Member of the Grand National Assembly of Turkey
- In office 7 June 2018 – 4 June 2020
- Constituency: Diyarbakır (2018)

Personal details
- Born: 1956 (age 69–70) Genç, Bingöl
- Citizenship: Turkish
- Party: HDP

= Musa Farisoğulları =

Kurdish politician in Turkey

Musa Farisoğulları (born 1956, Genç, Bingöl) is a Kurdish politician and a member of the Peoples' Democratic Party (HDP).

== Early life and education ==
He attended primary and secondary education as well as the vocational school at Diyarbakır.

== Political career ==
He was involved in Kurdish politics since 1973, been a member of the People's Labour Party (HEP) and also of the Democratic Society Party (DTP). He was banned to engage in political activities for five years in December 2009 following the closure case against the DTP. In the general elections of June 2018, he was elected as a member of the Grand National Assembly of Turkey representing Diyarbakır for the HDP. In parliament he was a member of the Information and Technology commission.

== Political positions ==
He is of the view that Turkish Kurdistan is being colonized, that Turkey wants to do the same to Kurds like they did to the Armenians and that the reason of why the Kurds are still surviving is due to their capabilities to organize. He supports a unity of the four parts of Kurdistan and opposed the Turkish cross-border attack against Afrin in Syria in 2018 and also defended the fact that he attended a funeral of militants of the Peoples' Defense Forces (HPG).
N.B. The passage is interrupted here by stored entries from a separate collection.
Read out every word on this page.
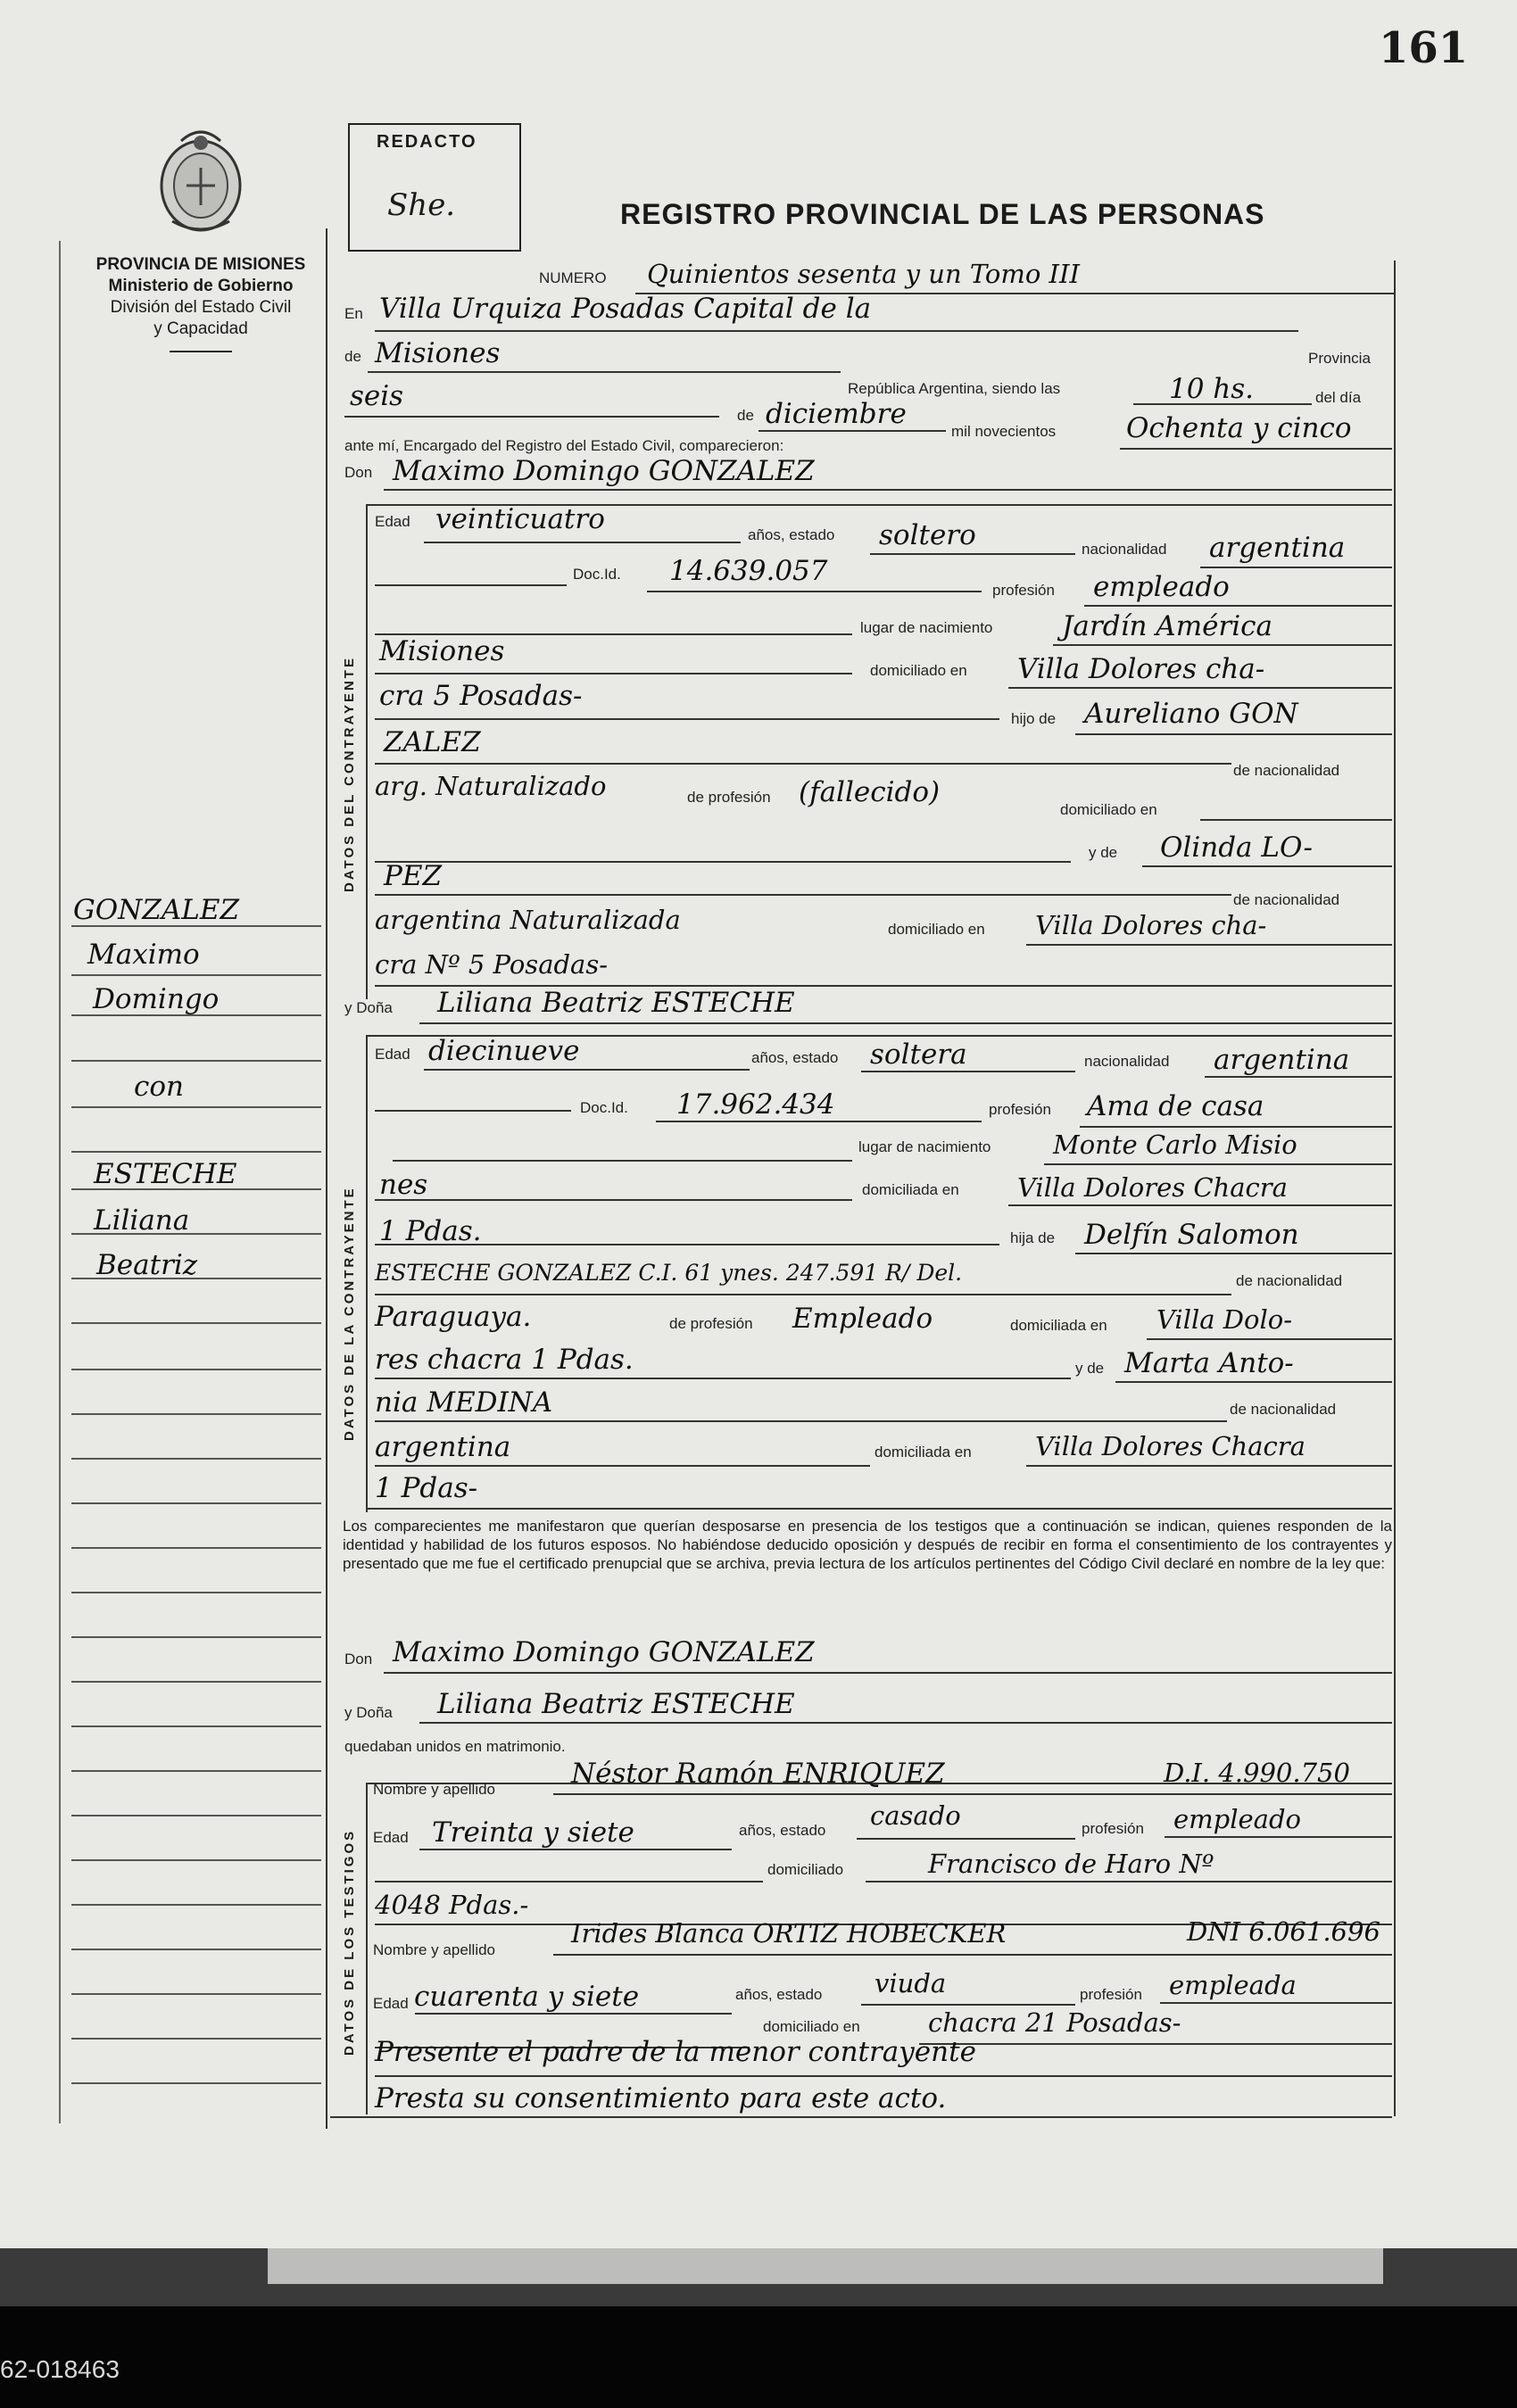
161
PROVINCIA DE MISIONES
Ministerio de Gobierno
División del Estado Civil
y Capacidad
REDACTO
She.	REGISTRO PROVINCIAL DE LAS PERSONAS
GONZALEZ
Maximo
Domingo
con
ESTECHE
Liliana
Beatriz
NUMERO Quinientos sesenta y un Tomo III
En Villa Urquiza Posadas Capital de la
Provincia
de Misiones
República Argentina, siendo las	10 hs.	del día
seis
de diciembre
mil novecientos	Ochenta y cinco
ante mí, Encargado del Registro del Estado Civil, comparecieron:
Don Maximo Domingo GONZALEZ
DATOS DEL CONTRAYENTE
Edad veinticuatro	años, estado soltero	nacionalidad argentina
Doc.Id. 14.639.057
profesión empleado
lugar de nacimiento	Jardín América
Misiones
domiciliado en Villa Dolores cha-
cra 5 Posadas-
hijo de Aureliano GON
ZALEZ
de nacionalidad
arg. Naturalizado	de profesión (fallecido)
domiciliado en
y de Olinda LO-
PEZ
de nacionalidad
argentina Naturalizada	domiciliado en Villa Dolores cha-
cra Nº 5 Posadas-
y Doña Liliana Beatriz ESTECHE
DATOS DE LA CONTRAYENTE
Edad diecinueve	años, estado soltera	nacionalidad argentina
Doc.Id. 17.962.434	profesión Ama de casa
lugar de nacimiento Monte Carlo Misio
nes	domiciliada en Villa Dolores Chacra
1 Pdas.	hija de Delfín Salomon
ESTECHE GONZALEZ C.I. 61 ynes. 247.591 R/ Del.	de nacionalidad
Paraguaya.	de profesión Empleado	domiciliada en Villa Dolo-
res chacra 1 Pdas.	y de Marta Anto-
nia MEDINA	de nacionalidad
argentina	domiciliada en Villa Dolores Chacra
1 Pdas-
Los comparecientes me manifestaron que querían desposarse en presencia de los testigos que a continuación se indican, quienes responden de la identidad y habilidad de los futuros esposos. No habiéndose deducido oposición y después de recibir en forma el consentimiento de los contrayentes y presentado que me fue el certificado prenupcial que se archiva, previa lectura de los artículos pertinentes del Código Civil declaré en nombre de la ley que:
Don Maximo Domingo GONZALEZ
y Doña Liliana Beatriz ESTECHE
quedaban unidos en matrimonio.
DATOS DE LOS TESTIGOS
Nombre y apellido	Néstor Ramón ENRIQUEZ	D.I. 4.990.750
Edad Treinta y siete	años, estado casado	profesión empleado
domiciliado	Francisco de Haro Nº
4048 Pdas.-
Nombre y apellido
Irides Blanca ORTIZ HOBECKER	DNI 6.061.696
Edad cuarenta y siete	años, estado viuda	profesión empleada
domiciliado en	chacra 21 Posadas-
Presente el padre de la menor contrayente
Presta su consentimiento para este acto.
62-018463
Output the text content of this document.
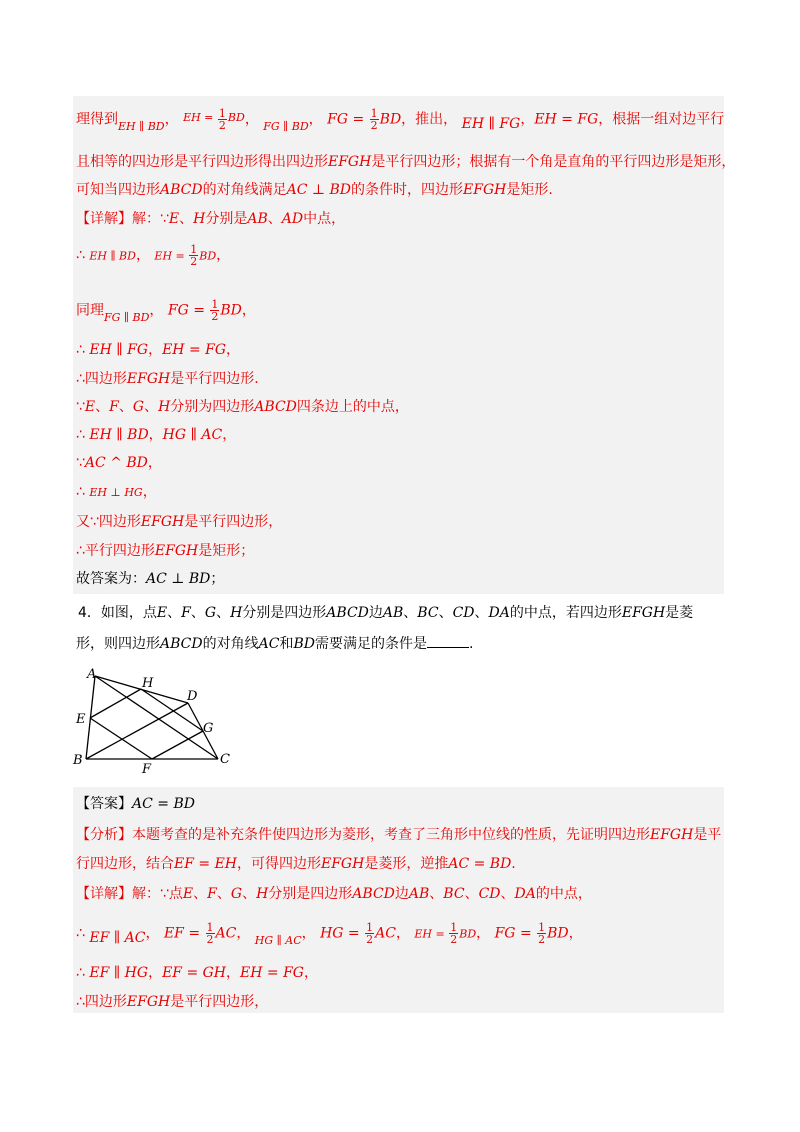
理得到$_{EH \parallel BD}$， $^{EH =} \frac{1}{2} ^{BD}$， $_{FG \parallel BD}$， FG = $\frac{1}{2}$ BD，推出， EH ∥ FG，EH = FG，根据一组对边平行
且相等的四边形是平行四边形得出四边形EFGH是平行四边形；根据有一个角是直角的平行四边形是矩形，
可知当四边形ABCD的对角线满足AC ⊥ BD的条件时，四边形EFGH是矩形.
【详解】解：∵E、H分别是AB、AD中点，
∴ EH ∥ BD， EH = $\frac{1}{2}$ BD，
同理$_{FG \parallel BD}$， FG = $\frac{1}{2}$ BD，
∴ EH ∥ FG，EH = FG，
∴四边形EFGH是平行四边形.
∵E、F、G、H分别为四边形ABCD四条边上的中点，
∴ EH ∥ BD，HG ∥ AC，
∵AC ^ BD，
∴ EH ⊥ HG，
又∵四边形EFGH是平行四边形，
∴平行四边形EFGH是矩形；
故答案为：AC ⊥ BD；
4．如图，点E、F、G、H分别是四边形ABCD边AB、BC、CD、DA的中点，若四边形EFGH是菱
形，则四边形ABCD的对角线AC和BD需要满足的条件是	.
A
H
D
E
G
B
F
C
【答案】AC = BD
【分析】本题考查的是补充条件使四边形为菱形，考查了三角形中位线的性质，先证明四边形EFGH是平
行四边形，结合EF = EH，可得四边形EFGH是菱形，逆推AC = BD.
【详解】解：∵点E、F、G、H分别是四边形ABCD边AB、BC、CD、DA的中点，
∴ EF ∥ AC， EF = $\frac{1}{2}$ AC， $_{HG \parallel AC}$， HG = $\frac{1}{2}$ AC， EH = $\frac{1}{2}$ BD， FG = $\frac{1}{2}$ BD，
∴ EF ∥ HG，EF = GH，EH = FG，
∴四边形EFGH是平行四边形，
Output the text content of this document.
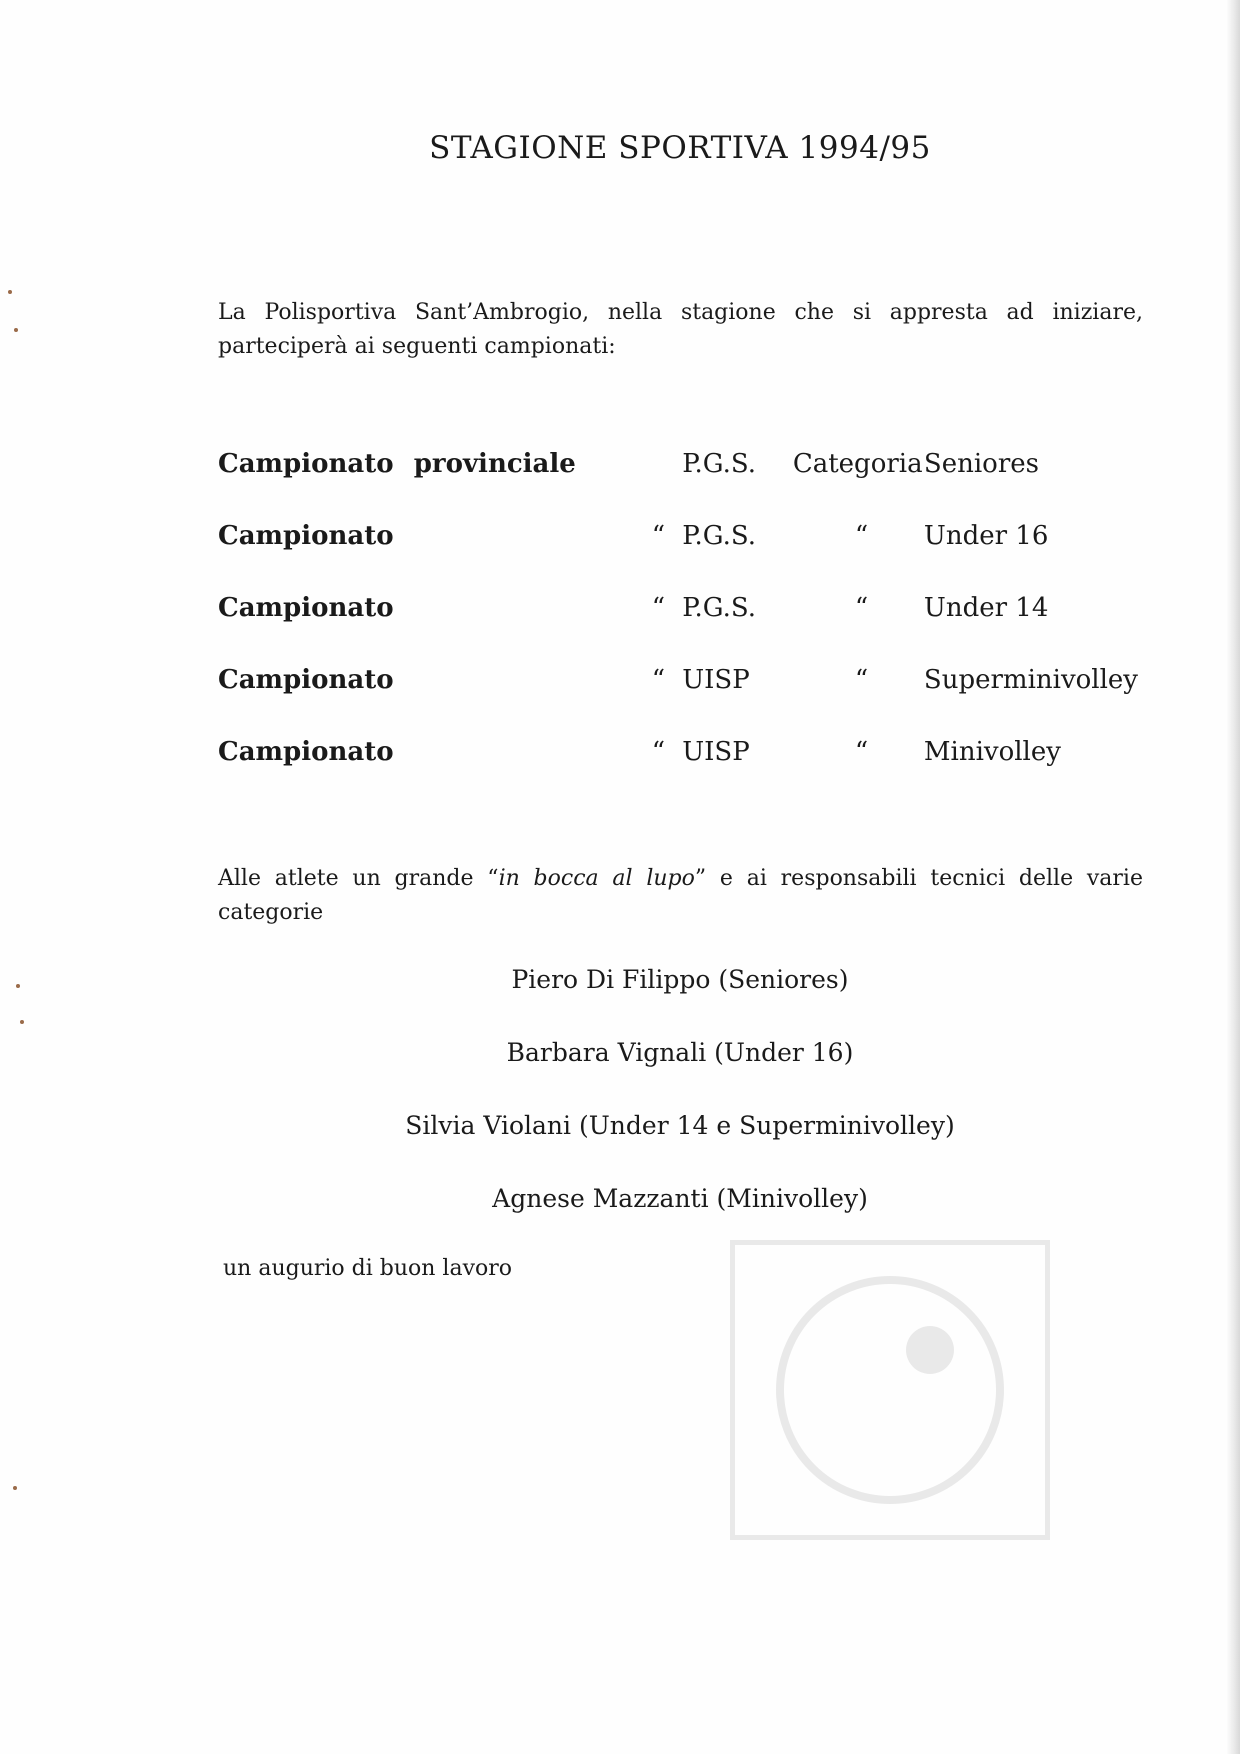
STAGIONE SPORTIVA 1994/95

La Polisportiva Sant’Ambrogio, nella stagione che si appresta ad iniziare, parteciperà ai seguenti campionati:

Campionato	provinciale	P.G.S.	Categoria	Seniores
Campionato	“	P.G.S.	“	Under 16
Campionato	“	P.G.S.	“	Under 14
Campionato	“	UISP	“	Superminivolley
Campionato	“	UISP	“	Minivolley

Alle atlete un grande “in bocca al lupo” e ai responsabili tecnici delle varie categorie

Piero Di Filippo (Seniores)
Barbara Vignali (Under 16)
Silvia Violani (Under 14 e Superminivolley)
Agnese Mazzanti (Minivolley)

un augurio di buon lavoro
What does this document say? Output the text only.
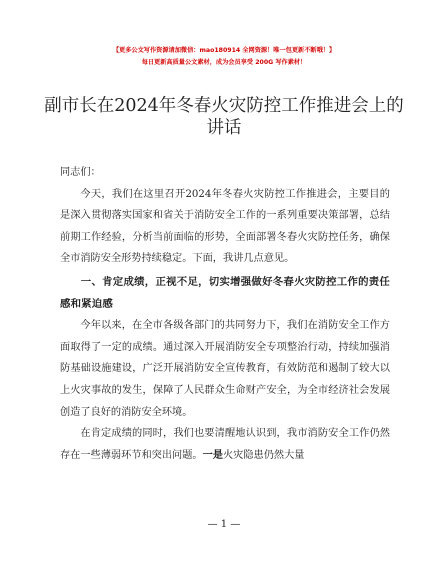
【更多公文写作资源请加微信：mao180914 全网资源！唯一包更新不断哦！】
每日更新高质量公文素材，成为会员享受 200G 写作素材！
副市长在2024年冬春火灾防控工作推进会上的讲话

同志们：

今天，我们在这里召开2024年冬春火灾防控工作推进会，主要目的是深入贯彻落实国家和省关于消防安全工作的一系列重要决策部署，总结前期工作经验，分析当前面临的形势，全面部署冬春火灾防控任务，确保全市消防安全形势持续稳定。下面，我讲几点意见。

一、肯定成绩，正视不足，切实增强做好冬春火灾防控工作的责任感和紧迫感

今年以来，在全市各级各部门的共同努力下，我们在消防安全工作方面取得了一定的成绩。通过深入开展消防安全专项整治行动，持续加强消防基础设施建设，广泛开展消防安全宣传教育，有效防范和遏制了较大以上火灾事故的发生，保障了人民群众生命财产安全，为全市经济社会发展创造了良好的消防安全环境。

在肯定成绩的同时，我们也要清醒地认识到，我市消防安全工作仍然存在一些薄弱环节和突出问题。一是火灾隐患仍然大量

— 1 —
== Prosecution and imprisonment ==
He was sentenced to six years imprisonment within the Kurdistan Communities Union (KCK) main case in September 2019 but was not arrested due to his parliamentary immunity. He was dismissed from parliament together with Enis Berberoğlu and Leyla Güven in June 2020 arrested jointly with Güven in Diyarbakir. Their dismissal was condemned by the Turkey rapporteur of the European Parliament, Nacho Sanchez Amor.

According to his own account, he has been imprisoned for twelve years. Since his arrest in 2019, the communication between the HDP and himself is difficult, as a letter of the HDP was not allowed to be delivered to him on grounds that it contained propaganda of an illegal organization. In March 2022, he was released.

== Personal life ==
Musa Farisoğulları is married and has 3 children.